昨日の続きではないが、最近読んだ文房四宝入門で北畠氏は以下のように述べている。

 

「ちかごろの書道は既成の墨液を使ってやっている人もいるそうだが、はたしてそれが書道だといえるだろうか。墨をする時間が面倒なくらいだったら、いっそのこと書道などやらない方がいいのではないかと思うのだが、どうであろうか」

 

我が意を得た文章であった。わたしもそのように感じていた。
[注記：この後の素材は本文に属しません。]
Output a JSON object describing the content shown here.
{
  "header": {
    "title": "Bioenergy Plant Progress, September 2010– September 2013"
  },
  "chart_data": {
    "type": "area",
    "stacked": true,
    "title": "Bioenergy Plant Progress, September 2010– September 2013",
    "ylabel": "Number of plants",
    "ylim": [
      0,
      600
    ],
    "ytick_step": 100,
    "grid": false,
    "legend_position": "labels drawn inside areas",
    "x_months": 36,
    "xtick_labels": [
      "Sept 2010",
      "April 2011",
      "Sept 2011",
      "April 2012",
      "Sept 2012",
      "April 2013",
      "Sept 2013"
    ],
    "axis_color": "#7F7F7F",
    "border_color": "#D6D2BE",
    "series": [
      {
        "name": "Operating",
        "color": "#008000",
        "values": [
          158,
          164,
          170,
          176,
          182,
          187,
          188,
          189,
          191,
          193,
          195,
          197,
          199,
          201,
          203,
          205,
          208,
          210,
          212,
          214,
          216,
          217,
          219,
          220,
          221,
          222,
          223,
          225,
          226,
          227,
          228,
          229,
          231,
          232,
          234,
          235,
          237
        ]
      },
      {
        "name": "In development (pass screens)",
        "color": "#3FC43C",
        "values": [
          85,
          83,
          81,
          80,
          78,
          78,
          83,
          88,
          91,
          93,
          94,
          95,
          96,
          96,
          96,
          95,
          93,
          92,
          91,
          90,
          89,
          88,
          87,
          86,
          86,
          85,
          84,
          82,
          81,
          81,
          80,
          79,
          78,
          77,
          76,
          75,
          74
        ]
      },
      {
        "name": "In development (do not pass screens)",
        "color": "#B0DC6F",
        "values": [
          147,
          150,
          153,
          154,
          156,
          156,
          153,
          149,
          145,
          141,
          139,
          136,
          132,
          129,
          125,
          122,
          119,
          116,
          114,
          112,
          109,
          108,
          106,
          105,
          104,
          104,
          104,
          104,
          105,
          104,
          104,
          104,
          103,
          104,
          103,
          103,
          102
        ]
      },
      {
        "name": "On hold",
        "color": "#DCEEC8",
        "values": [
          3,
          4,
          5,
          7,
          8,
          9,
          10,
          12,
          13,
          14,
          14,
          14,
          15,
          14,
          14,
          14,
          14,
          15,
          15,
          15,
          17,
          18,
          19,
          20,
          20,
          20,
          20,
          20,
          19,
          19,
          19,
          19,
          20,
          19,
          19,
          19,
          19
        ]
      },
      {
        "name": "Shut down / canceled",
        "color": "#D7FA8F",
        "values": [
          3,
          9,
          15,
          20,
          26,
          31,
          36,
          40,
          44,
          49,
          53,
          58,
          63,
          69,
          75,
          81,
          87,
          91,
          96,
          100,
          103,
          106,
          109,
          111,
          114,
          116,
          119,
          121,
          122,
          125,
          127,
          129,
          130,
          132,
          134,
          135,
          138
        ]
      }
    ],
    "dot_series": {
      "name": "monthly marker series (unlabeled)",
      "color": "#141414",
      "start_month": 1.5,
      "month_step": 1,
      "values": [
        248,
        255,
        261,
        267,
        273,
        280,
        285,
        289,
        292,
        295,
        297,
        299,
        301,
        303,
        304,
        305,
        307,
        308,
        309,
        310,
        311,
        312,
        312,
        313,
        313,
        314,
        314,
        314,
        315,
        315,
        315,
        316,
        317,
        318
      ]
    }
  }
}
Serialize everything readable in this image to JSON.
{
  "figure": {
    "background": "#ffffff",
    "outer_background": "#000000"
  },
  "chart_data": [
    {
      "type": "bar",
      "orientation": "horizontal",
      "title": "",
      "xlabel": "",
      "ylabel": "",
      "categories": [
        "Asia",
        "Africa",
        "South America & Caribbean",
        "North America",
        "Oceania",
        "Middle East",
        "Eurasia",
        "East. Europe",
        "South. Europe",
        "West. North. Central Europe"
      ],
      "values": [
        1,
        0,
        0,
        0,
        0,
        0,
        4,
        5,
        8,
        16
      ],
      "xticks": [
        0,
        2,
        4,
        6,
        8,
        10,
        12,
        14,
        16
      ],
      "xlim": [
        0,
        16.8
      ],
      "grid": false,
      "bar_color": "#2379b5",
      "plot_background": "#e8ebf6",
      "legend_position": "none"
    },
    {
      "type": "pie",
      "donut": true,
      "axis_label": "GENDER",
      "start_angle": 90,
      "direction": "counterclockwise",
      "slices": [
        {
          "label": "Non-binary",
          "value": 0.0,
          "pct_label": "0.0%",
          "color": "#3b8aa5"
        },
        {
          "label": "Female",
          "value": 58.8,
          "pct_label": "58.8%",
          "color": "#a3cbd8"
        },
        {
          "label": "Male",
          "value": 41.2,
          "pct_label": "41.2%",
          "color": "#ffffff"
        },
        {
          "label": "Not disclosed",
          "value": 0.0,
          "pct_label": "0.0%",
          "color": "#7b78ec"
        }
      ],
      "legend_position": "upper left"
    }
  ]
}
床一面に書く書道パフォーマンスは、また書道とは少しジャンルの違うものなので墨液を使うのもありだろう。

 

だが、普通の半紙や条幅に書を書くにあたり、墨液を使ってしまってはその魅力は激減してしまう。まさに、「やらない方がいいのではないか」というものになってしまう。

 

弓道は実戦で人を殺すことがなくなり、より「道」として純化した。書道も実用性を失って道として純化しているのだと思う。

 

書道が実用性を顧みなくなったのは昨今の話ではない。宋の時代には書は芸術として確立していた。曰く「字が上手いだけでは駄目だ。相応の人格が備わっていなければ」と言われているのだ。

 

茶道などはわかりやすい。茶を飲むのが茶道ではない。その準備段階から茶道は始まっているのだ。もっと言ってしまえば、24時間365日が「道」なのである。

 

つまり、わたしも北畠氏も、墨液なんか使って書いている奴が気に入らないのである。なぜ、墨を磨る楽しさがわからないのだ。小学校は書道の一番美味しい部分をスポイルしている。もし墨液を使ってしまったら、文房四宝の「筆硯紙墨」の半分が失われることになるではないか。文房清玩が成り立たないではないか!

 

端から見れば、マニアがラリッたことを言って騒いでいるようにしか見えないだろうが。